Extract some statistics on the use of the isBlank() function in wdqs query logs
Closed, ResolvedPublic

Description

It would nice to have an idea of the percentage of queries that use the isBlank function. It might be interesting to try to identify tools using this function so that we could contact their maintainer if we were to introduce a new function to replace isBlank.

Event Timeline

dcausse updated the task description. (Show Details)

As I was working on getting a better idea of the queries, I got some results relatively easily:
Since beginning of year:

  • Internal cluster: No request using isBlank(), 481202298 requests total
  • External cluster: 54669 requests using isBlank(), 202695416 requests total (0.03%)

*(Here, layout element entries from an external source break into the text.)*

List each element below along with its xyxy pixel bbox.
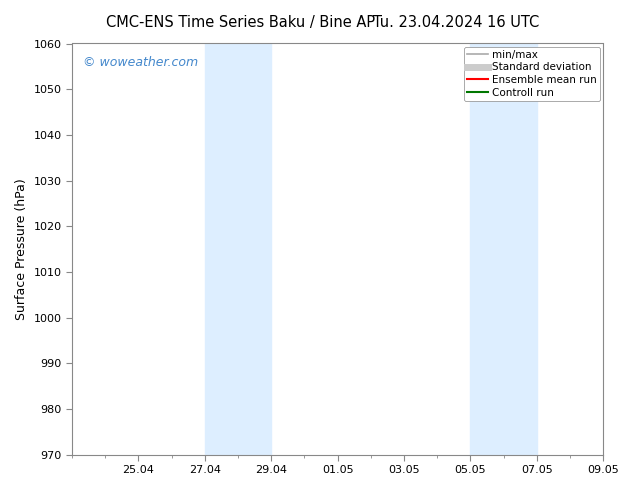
Bar (205, 44, 271, 455)
Legend: min/max, Standard deviation, Ensemble mean run, Controll run: min/max, Standard deviation, Ensemble me… (464, 47, 600, 100)
Bar (470, 44, 537, 455)
Text: Tu. 23.04.2024 16 UTC: Tu. 23.04.2024 16 UTC (373, 15, 540, 30)
Text: CMC-ENS Time Series Baku / Bine AP: CMC-ENS Time Series Baku / Bine AP (107, 15, 375, 30)
Y-axis label: Surface Pressure (hPa): Surface Pressure (hPa) (15, 178, 28, 320)
Text: © woweather.com: © woweather.com (82, 56, 198, 69)
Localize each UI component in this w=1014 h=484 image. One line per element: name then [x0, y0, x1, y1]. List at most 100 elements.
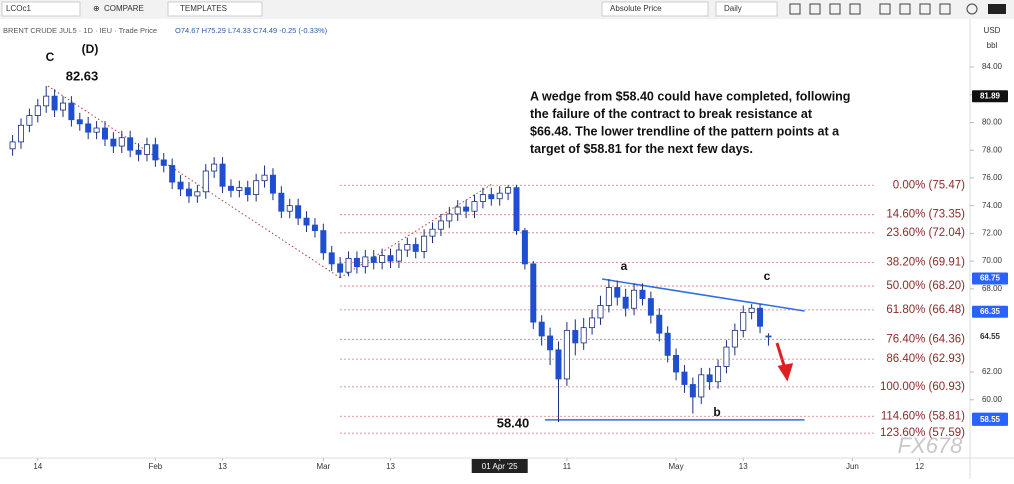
x-tick-label: 01 Apr '25	[482, 462, 518, 471]
candle-body	[723, 346, 730, 367]
candle-body	[101, 127, 108, 140]
tool-icon[interactable]	[919, 3, 931, 15]
candle-body	[370, 256, 377, 263]
candle-body	[748, 307, 755, 313]
price-mode-box[interactable]	[601, 1, 709, 17]
annotation: c	[764, 269, 771, 283]
tool-icon[interactable]	[879, 3, 891, 15]
candle-body	[379, 255, 386, 263]
candle-body	[337, 263, 344, 273]
candle-body	[85, 123, 92, 133]
symbol-box[interactable]	[1, 1, 81, 17]
compare[interactable]: COMPARE	[104, 4, 144, 13]
candle-body	[547, 335, 554, 351]
candle-body	[93, 127, 100, 133]
tool-icon[interactable]	[988, 4, 1006, 14]
candle-body	[328, 252, 335, 265]
y-tick-label: 84.00	[982, 62, 1003, 71]
tool-icon[interactable]	[939, 3, 951, 15]
trendline	[602, 278, 805, 312]
candle-body	[631, 289, 638, 309]
fib-label: 100.00% (60.93)	[880, 381, 965, 393]
candle-body	[160, 159, 167, 166]
tool-icon[interactable]	[789, 3, 801, 15]
fib-label: 123.60% (57.59)	[880, 427, 965, 439]
watermark: FX678	[898, 433, 964, 458]
price-tag	[972, 330, 1008, 343]
candle-body	[698, 374, 705, 398]
candle-body	[639, 289, 646, 299]
fib-label: 114.60% (58.81)	[881, 410, 965, 422]
candle-body	[689, 384, 696, 398]
interval[interactable]: Daily	[724, 4, 742, 13]
price-mode[interactable]: Absolute Price	[610, 4, 662, 13]
annotation: 82.63	[66, 68, 99, 83]
candle-body	[9, 141, 16, 150]
currency: USD	[984, 26, 1001, 35]
candle-body	[437, 220, 444, 230]
templates[interactable]: TEMPLATES	[180, 4, 227, 13]
fib-label: 23.60% (72.04)	[886, 227, 965, 239]
candle-body	[244, 187, 251, 195]
x-tick-label: 13	[386, 462, 395, 471]
tool-icon[interactable]	[849, 3, 861, 15]
candle-body	[135, 149, 142, 155]
annotation: a	[621, 259, 628, 273]
candle-body	[597, 305, 604, 319]
interval-box[interactable]	[715, 1, 778, 17]
candle-body	[471, 201, 478, 212]
candle-body	[681, 371, 688, 385]
candle-body	[76, 119, 83, 125]
candle-body	[17, 124, 24, 143]
candle-body	[446, 213, 453, 222]
price-tag-label: 58.55	[980, 415, 1001, 424]
unit: bbl	[987, 41, 998, 50]
tool-icons	[789, 3, 1006, 15]
candle-body	[463, 206, 470, 212]
candle-body	[211, 163, 218, 172]
candle-body	[421, 235, 428, 252]
y-tick-label: 80.00	[982, 118, 1003, 127]
fib-label: 61.80% (66.48)	[886, 304, 965, 316]
price-tag-label: 68.75	[980, 274, 1001, 283]
x-label-highlight	[471, 459, 528, 473]
instrument: BRENT CRUDE JUL5 · 1D · IEU · Trade Pric…	[3, 26, 157, 35]
candle-body	[589, 317, 596, 329]
candle-body	[253, 180, 260, 195]
y-tick-label: 68.00	[982, 284, 1003, 293]
tool-icon[interactable]	[809, 3, 821, 15]
x-tick-label: Feb	[148, 462, 162, 471]
candle-body	[496, 192, 503, 200]
candle-body	[622, 296, 629, 309]
candle-body	[656, 314, 663, 334]
x-tick-label: 13	[739, 462, 748, 471]
candle-body	[706, 374, 713, 383]
x-tick-label: Mar	[316, 462, 330, 471]
ohlc-readout: O74.67 H75.29 L74.33 C74.49 -0.25 (-0.33…	[175, 26, 328, 35]
toolbar	[0, 0, 1014, 19]
tool-icon[interactable]	[899, 3, 911, 15]
compare-plus[interactable]: ⊕	[93, 4, 100, 13]
annotation: b	[713, 405, 720, 419]
candle-body	[320, 230, 327, 254]
annotation: C	[46, 50, 55, 64]
price-tag	[972, 272, 1008, 285]
x-tick-label: 12	[915, 462, 924, 471]
candle-body	[177, 181, 184, 190]
tool-icon[interactable]	[966, 3, 978, 15]
candle-body	[412, 244, 419, 252]
symbol[interactable]: LCOc1	[6, 4, 31, 13]
templates-box[interactable]	[167, 1, 263, 17]
candle-body	[605, 287, 612, 306]
candle-body	[429, 228, 436, 237]
fib-label: 50.00% (68.20)	[886, 280, 965, 292]
candle-body	[488, 194, 495, 200]
price-tag	[972, 305, 1008, 318]
tool-icon[interactable]	[829, 3, 841, 15]
note-line: $66.48. The lower trendline of the patte…	[530, 124, 840, 138]
candle-body	[261, 174, 268, 182]
candle-body	[740, 312, 747, 331]
candle-body	[219, 163, 226, 187]
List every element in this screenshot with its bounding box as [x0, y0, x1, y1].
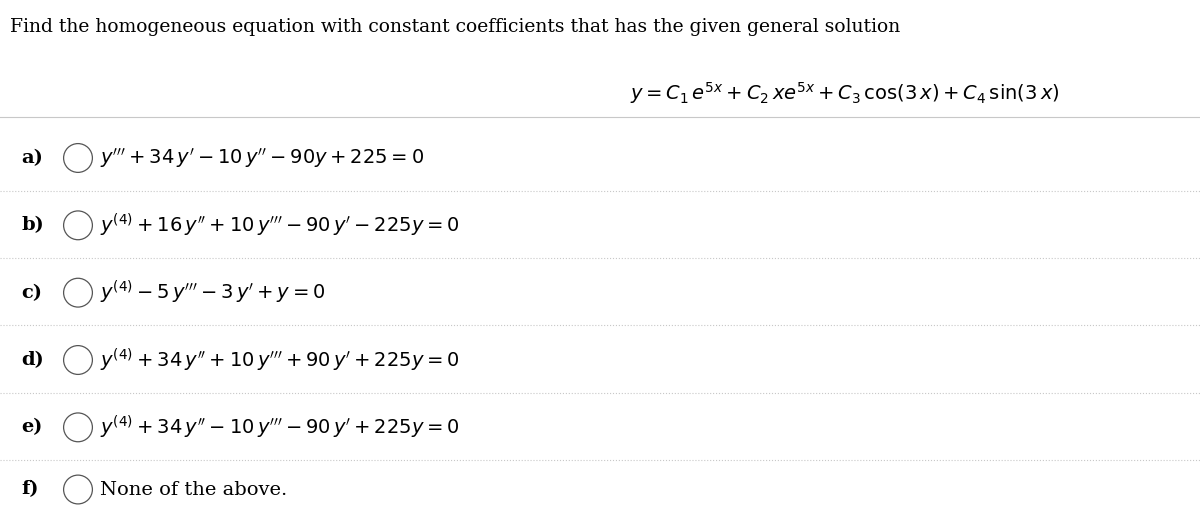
Text: $y^{\prime\prime\prime}+34\,y^{\prime}-10\,y^{\prime\prime}-90y+225=0$: $y^{\prime\prime\prime}+34\,y^{\prime}-1…: [100, 146, 424, 170]
Text: $y^{(4)}+34\,y^{\prime\prime}+10\,y^{\prime\prime\prime}+90\,y^{\prime}+225y=0$: $y^{(4)}+34\,y^{\prime\prime}+10\,y^{\pr…: [100, 347, 460, 373]
Text: $y=C_1\,e^{5x}+C_2\,xe^{5x}+C_3\,\mathrm{cos}(3\,x)+C_4\,\mathrm{sin}(3\,x)$: $y=C_1\,e^{5x}+C_2\,xe^{5x}+C_3\,\mathrm…: [630, 80, 1060, 106]
Text: a): a): [22, 149, 43, 167]
Text: $y^{(4)}+34\,y^{\prime\prime}-10\,y^{\prime\prime\prime}-90\,y^{\prime}+225y=0$: $y^{(4)}+34\,y^{\prime\prime}-10\,y^{\pr…: [100, 414, 460, 441]
Text: $y^{(4)}+16\,y^{\prime\prime}+10\,y^{\prime\prime\prime}-90\,y^{\prime}-225y=0$: $y^{(4)}+16\,y^{\prime\prime}+10\,y^{\pr…: [100, 212, 460, 239]
Text: None of the above.: None of the above.: [100, 481, 287, 498]
Text: e): e): [22, 419, 43, 436]
Text: c): c): [22, 284, 43, 301]
Text: b): b): [22, 217, 44, 234]
Text: d): d): [22, 351, 44, 369]
Text: f): f): [22, 481, 40, 498]
Text: Find the homogeneous equation with constant coefficients that has the given gene: Find the homogeneous equation with const…: [10, 18, 900, 36]
Text: $y^{(4)}-5\,y^{\prime\prime\prime}-3\,y^{\prime}+y=0$: $y^{(4)}-5\,y^{\prime\prime\prime}-3\,y^…: [100, 279, 325, 306]
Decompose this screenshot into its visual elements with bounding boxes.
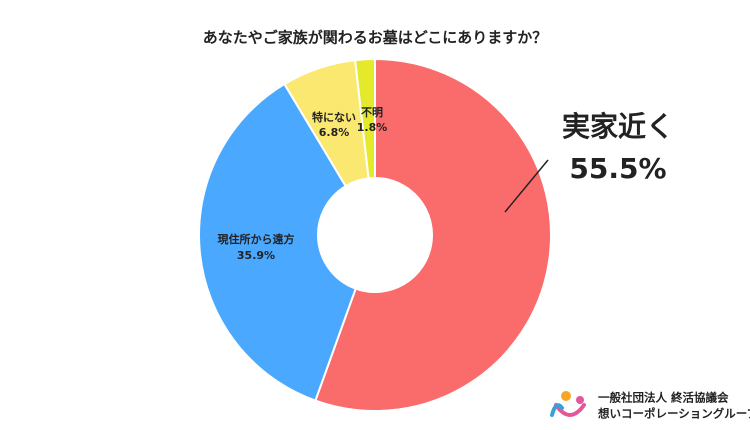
- slice-label: 現住所から遠方: [218, 232, 295, 246]
- logo: 一般社団法人 終活協議会 想いコーポレーショングループ: [550, 391, 750, 421]
- pie-slice: [198, 82, 357, 402]
- logo-mark: [550, 403, 564, 417]
- slice-label: 実家近く: [562, 110, 674, 143]
- logo-dot: [561, 391, 571, 401]
- leader-line: [504, 159, 549, 213]
- logo-smile: [554, 403, 586, 417]
- value-label: 55.5%: [569, 152, 666, 185]
- logo-text: 一般社団法人 終活協議会: [598, 391, 729, 405]
- slice-label: 不明: [361, 106, 383, 119]
- chart-title: あなたやご家族が関わるお墓はどこにありますか？: [203, 29, 548, 47]
- pie-slice: [354, 57, 376, 180]
- slice-label: 特にない: [312, 110, 356, 124]
- value-label: 35.9%: [237, 249, 275, 262]
- logo-dot: [576, 396, 584, 404]
- value-label: 6.8%: [319, 126, 350, 139]
- pie-slice: [314, 57, 552, 412]
- logo-text: 想いコーポレーショングループ: [597, 407, 750, 421]
- value-label: 1.8%: [357, 121, 388, 134]
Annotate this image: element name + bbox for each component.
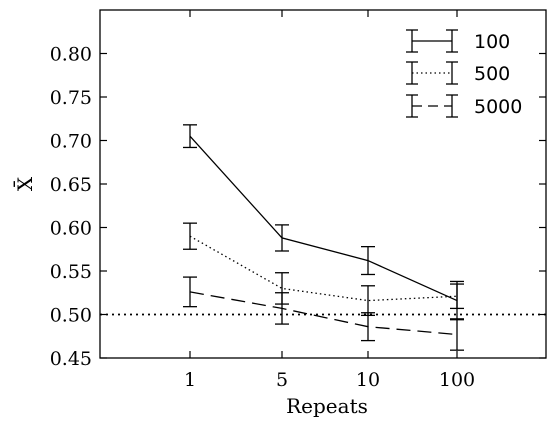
x-tick-label: 100: [439, 369, 475, 391]
legend-label: 5000: [474, 96, 522, 118]
x-tick-label: 1: [184, 369, 196, 391]
y-tick-label: 0.65: [50, 174, 92, 196]
y-tick-label: 0.75: [50, 87, 92, 109]
y-tick-label: 0.45: [50, 348, 92, 370]
y-tick-label: 0.60: [50, 218, 92, 240]
y-tick-label: 0.80: [50, 44, 92, 66]
y-tick-label: 0.55: [50, 261, 92, 283]
series-100: [183, 124, 464, 321]
x-tick-label: 5: [276, 369, 288, 391]
legend-label: 500: [474, 63, 510, 85]
series-line: [189, 235, 458, 302]
series-5000: [183, 276, 464, 351]
series-500: [183, 222, 464, 317]
y-tick-label: 0.50: [50, 305, 92, 327]
y-axis-label: X̄: [12, 176, 37, 191]
x-axis-label: Repeats: [286, 394, 368, 418]
legend-entry-500: 500: [406, 61, 510, 85]
y-tick-label: 0.70: [50, 131, 92, 153]
series-line: [189, 291, 458, 336]
x-tick-label: 10: [356, 369, 380, 391]
series-line: [189, 135, 458, 302]
legend-label: 100: [474, 31, 510, 53]
legend-entry-5000: 5000: [406, 94, 522, 118]
legend-entry-100: 100: [406, 29, 510, 53]
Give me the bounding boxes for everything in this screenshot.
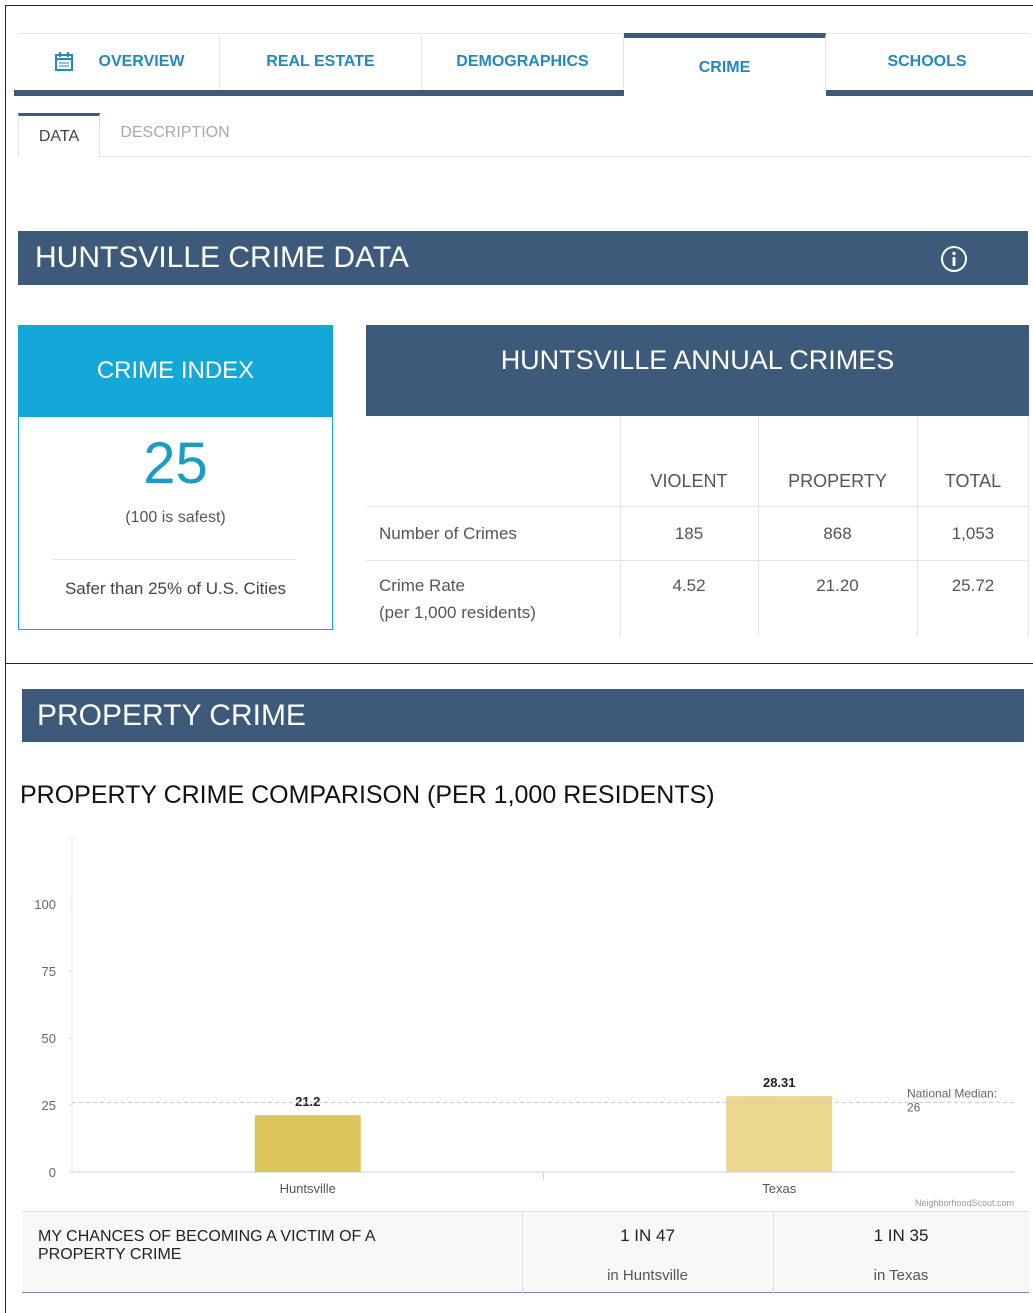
section-banner: PROPERTY CRIME — [22, 689, 1024, 742]
row-line — [366, 560, 1029, 561]
cell: 4.52 — [672, 576, 706, 595]
reference-label: National Median: — [907, 1086, 997, 1100]
annual-title: HUNTSVILLE ANNUAL CRIMES — [500, 345, 895, 375]
column-header: VIOLENT — [650, 470, 728, 491]
reference-value: 26 — [907, 1100, 921, 1114]
tab-label: REAL ESTATE — [266, 53, 375, 70]
tab-label: DEMOGRAPHICS — [456, 53, 589, 70]
row-label: Number of Crimes — [379, 524, 517, 543]
tab[interactable]: CRIME — [624, 33, 826, 91]
y-tick-label: 25 — [42, 1098, 56, 1113]
frame — [5, 5, 1033, 1313]
tab[interactable]: DEMOGRAPHICS — [422, 33, 624, 91]
bar — [254, 1115, 361, 1172]
column-line — [917, 416, 918, 636]
cell: 868 — [823, 524, 852, 543]
column-line — [773, 1211, 774, 1293]
section-title: HUNTSVILLE CRIME DATA — [35, 241, 409, 274]
row-line — [366, 506, 1029, 507]
section-banner: HUNTSVILLE CRIME DATA — [18, 231, 1028, 285]
subtab[interactable]: DESCRIPTION — [100, 113, 250, 153]
active-tab-gap — [624, 90, 826, 96]
y-tick-label: 0 — [49, 1165, 56, 1180]
section-title: PROPERTY CRIME — [37, 698, 306, 732]
bar — [726, 1096, 833, 1172]
crime-index-title: CRIME INDEX — [96, 357, 255, 384]
data-label: 21.2 — [295, 1094, 320, 1109]
crime-index-comparison: Safer than 25% of U.S. Cities — [64, 579, 287, 598]
chart-title: PROPERTY CRIME COMPARISON (PER 1,000 RES… — [20, 781, 715, 809]
crime-index-value: 25 — [143, 431, 208, 496]
column-line — [522, 1211, 523, 1293]
row-sublabel: (per 1,000 residents) — [379, 603, 536, 622]
cell: 25.72 — [951, 576, 995, 595]
tab[interactable]: OVERVIEW — [18, 33, 220, 91]
cell: 1,053 — [951, 524, 995, 543]
y-tick-label: 75 — [42, 964, 56, 979]
info-icon[interactable] — [940, 245, 968, 273]
subtab[interactable]: DATA — [18, 113, 100, 157]
crime-index-note: (100 is safest) — [125, 509, 226, 526]
column-line — [758, 416, 759, 636]
source: NeighborhoodScout.com — [915, 1198, 1014, 1208]
tab[interactable]: SCHOOLS — [826, 33, 1028, 91]
column-header: PROPERTY — [788, 470, 887, 491]
tab-underline — [14, 90, 1033, 96]
column-line — [620, 416, 621, 636]
x-tick-label: Huntsville — [280, 1181, 336, 1196]
y-tick-label: 100 — [34, 897, 56, 912]
chances-row — [22, 1211, 1029, 1293]
tab-label: OVERVIEW — [98, 53, 185, 70]
calendar-icon — [54, 52, 73, 71]
tab-label: SCHOOLS — [887, 53, 967, 70]
column-line — [1028, 416, 1029, 636]
cell: 21.20 — [816, 576, 859, 595]
separator — [5, 663, 1033, 664]
data-label: 28.31 — [763, 1075, 796, 1090]
chances-odds: 1 IN 35 — [873, 1226, 929, 1245]
tab-label: CRIME — [698, 58, 751, 76]
tab[interactable]: REAL ESTATE — [220, 33, 422, 91]
chances-place: in Huntsville — [607, 1267, 688, 1284]
subtab-label: DESCRIPTION — [120, 124, 230, 141]
crime-index-header: CRIME INDEX — [18, 325, 333, 417]
subtab-label: DATA — [38, 127, 80, 145]
chances-odds: 1 IN 47 — [620, 1226, 675, 1245]
chart: 0 25 50 75 100 Huntsville 21.2 Texas 28.31 Nation… — [34, 837, 1015, 1208]
divider — [53, 559, 296, 560]
x-tick-label: Texas — [762, 1181, 796, 1196]
row-label: Crime Rate — [379, 576, 465, 595]
cell: 185 — [674, 524, 704, 543]
chances-title: MY CHANCES OF BECOMING A VICTIM OF A PRO… — [38, 1228, 375, 1263]
y-tick-label: 50 — [42, 1031, 56, 1046]
tab-bar — [18, 33, 1030, 91]
subtab-line — [18, 156, 1030, 157]
annual-header: HUNTSVILLE ANNUAL CRIMES — [366, 325, 1029, 416]
column-header: TOTAL — [944, 470, 1002, 491]
chances-place: in Texas — [873, 1267, 929, 1284]
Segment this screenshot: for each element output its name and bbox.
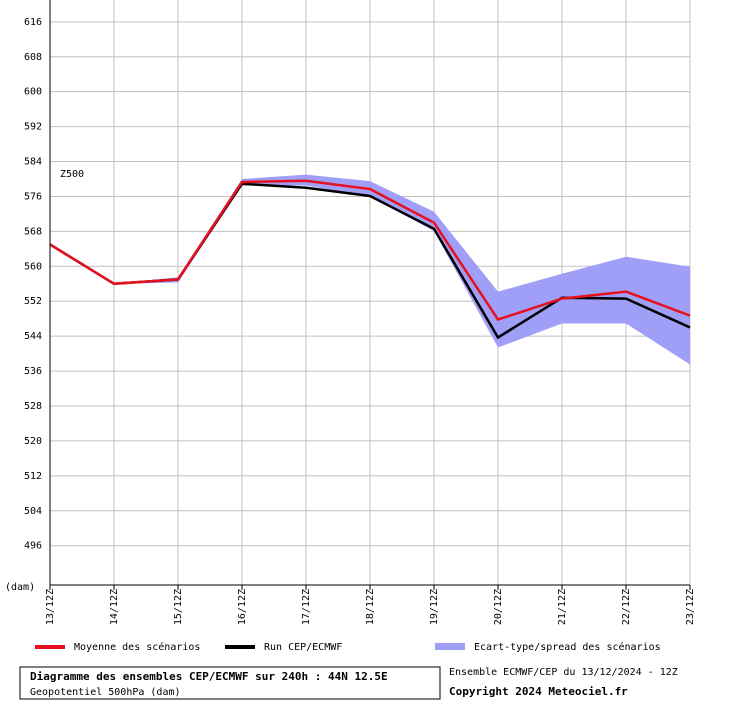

I can provide more details as needed :)

dcausse added a subscriber: Lea_Lacroix_WMDE.

@Lea_Lacroix_WMDE the use of isBlank seems pretty low, do you think we should still try to identify bots by grouping by user-agent and see if something is identifiable?

dcausse triaged this task as Medium priority.Feb 27 2020, 2:12 PM
dcausse moved this task from Incoming to Waiting on the Discovery-Search (Current work) board.

Yes please :) It's a low percentage but it's still far from zero. Can we also look at the example queries?

Events using isBlank since the beginning of year are now stored here: /user/joal/wdqs_queries/2020_use_isBlank/wdqs_use_is_blank_202002.json.
There are ~56k events stored in json format in a single file to facilitate analysis.

closing, will reopen if more details are needed